Conversely, a lot of the cabernet sauvignon in Australia tends to be a single varietal. Is that the problem? Is that why the general public does not automatically select cabernet sauvignon on a menu but instead gravitates towards pinot noir or shiraz? Typically, though not always, it is blended with merlot or the great Aussie blend with shiraz, although that is also another style with only a small and loyal following.
I am partial to a good Bordeaux or Italian Cabernet; both styles are typically blends, so possibly the sum of the parts makes the wine more complete? I was lucky enough to recently taste some of the best 2015 cabernet sauvignons and blends our country has to offer and they were really lovely wines, reminding me of the magic of cabernet. These were wines that should be running off the shelves or out of a restaurant cellar, yet I know that is not the case.
The best value for money in cabernet land is without a doubt the Wynns Black Label Coonawarra Cabernet Sauvignon, especially with age. This can be purchased at numerous bottle shops for around $30 and what a beauty.

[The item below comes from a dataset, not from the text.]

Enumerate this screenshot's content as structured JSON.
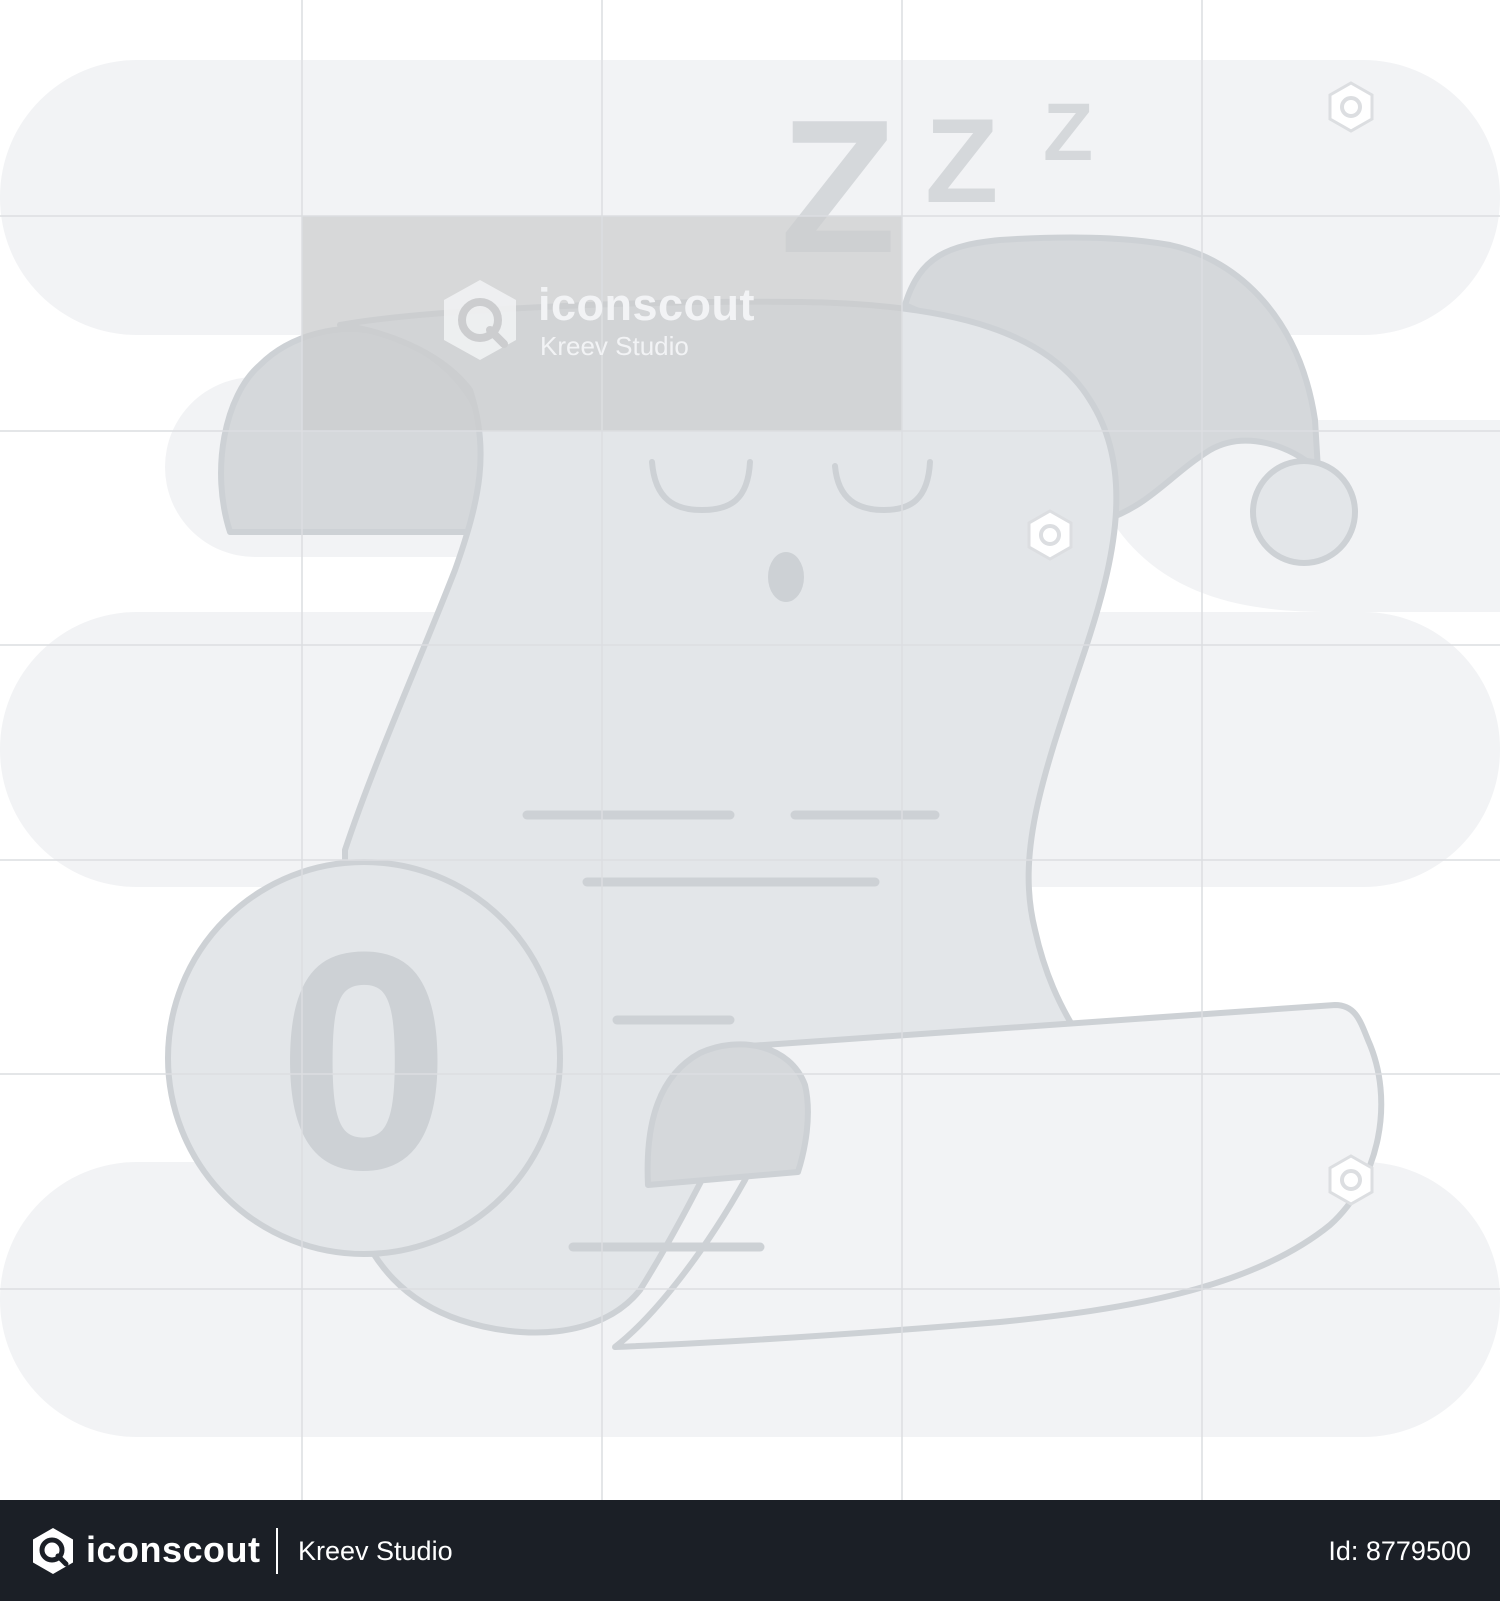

Ripe fruit density, a supple chalky tannin profile with that herbal edge, some say eucalypt, to keep the freshness, held together with juicy acid and quality oak treatment. It’s 100% cabernet sauvignon that doesn’t need a blending partner. A notch up the price ladder was the Balnaves ‘The Tally’, classic Coonawarra with eucalypt intensity and sweet ripe fruit wrapped in juicy acid, chalky tannins with fine oak support.